Oh, how this film rocks. Love the actors, love the recognisable characters, love the setting, and the plot's fun too. Plenty of room for mysteries, moral dilemmas, and some scrambling, half-baked heroism.

Tama tū
Six Maori Battalion soldiers wait for night to fall in the ruins of a ruined Italian home. Forced into silence they keep themselves amused like any boys would, with jokes and laughter. As they try and ignore the reminders of war around them, a tohu (sign) brings them back to the world of the dying. They gather to say a karakia (prayer) to unite their spirits before they head back into the dark of war.

An awesome little Taika Waititi short film, clocking in at just 18 minutes. Wow, reading the synopsis above, it's almost like reading about a different film. This film has meaning, it has its serious moments, sure, but it also has the best non-verbal humour; you learn more about the soldiers by their body language and silent communication than a lot of bland box-office smashes manage in a whole three hour talkfest.

Outrageous fortune s1-5
Kiwi drama based on the West family, a one-family crime wave with a proud tradition in thievery, larceny and petty crime, until now.
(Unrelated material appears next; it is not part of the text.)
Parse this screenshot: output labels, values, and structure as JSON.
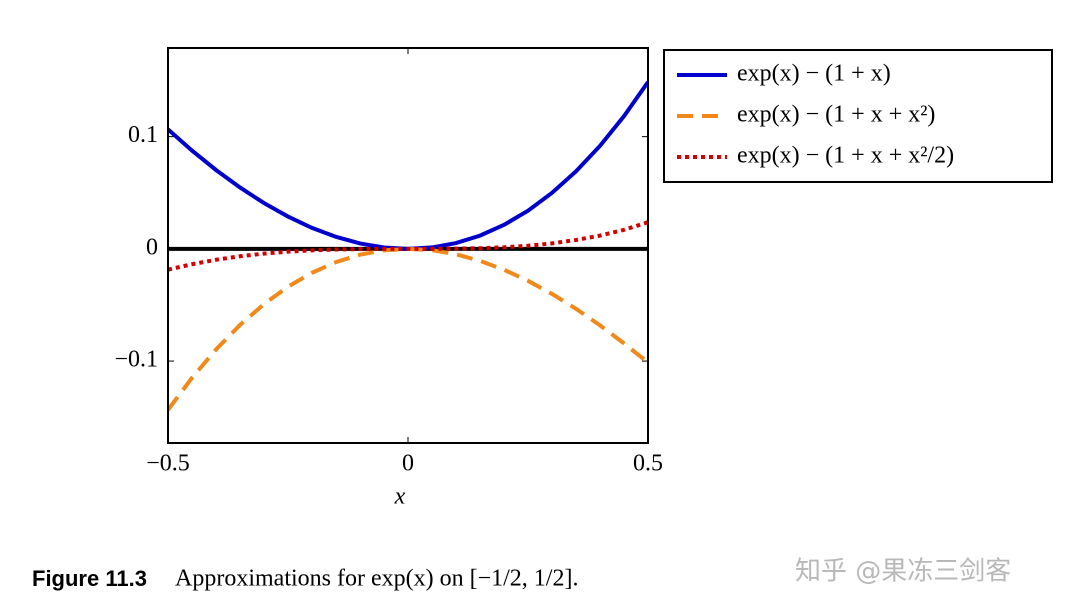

When patriarch Wolfgang West is sentenced to four years in jail, his wife Cheryl decides enough is enough; the family are cleaning up their act and going straight. Can the Wests live up to Cheryl's resolve and stay out of crime? It's not easy to be a saint when you have the DNA of a sinner.

Too little room to spell out all the things that make this drama-comedy-romance-tragedy the best thing on TV since... forever. It's back next week for it's final season, and from start to finish, it's been as much a class act as Pascalle's Best Bags. If you haven't seen it yet and you want a quick re-cap before Season 6 kicks off, here you go. Or, of course, you could just borrow the DVDs and watch them quickly. Quickly!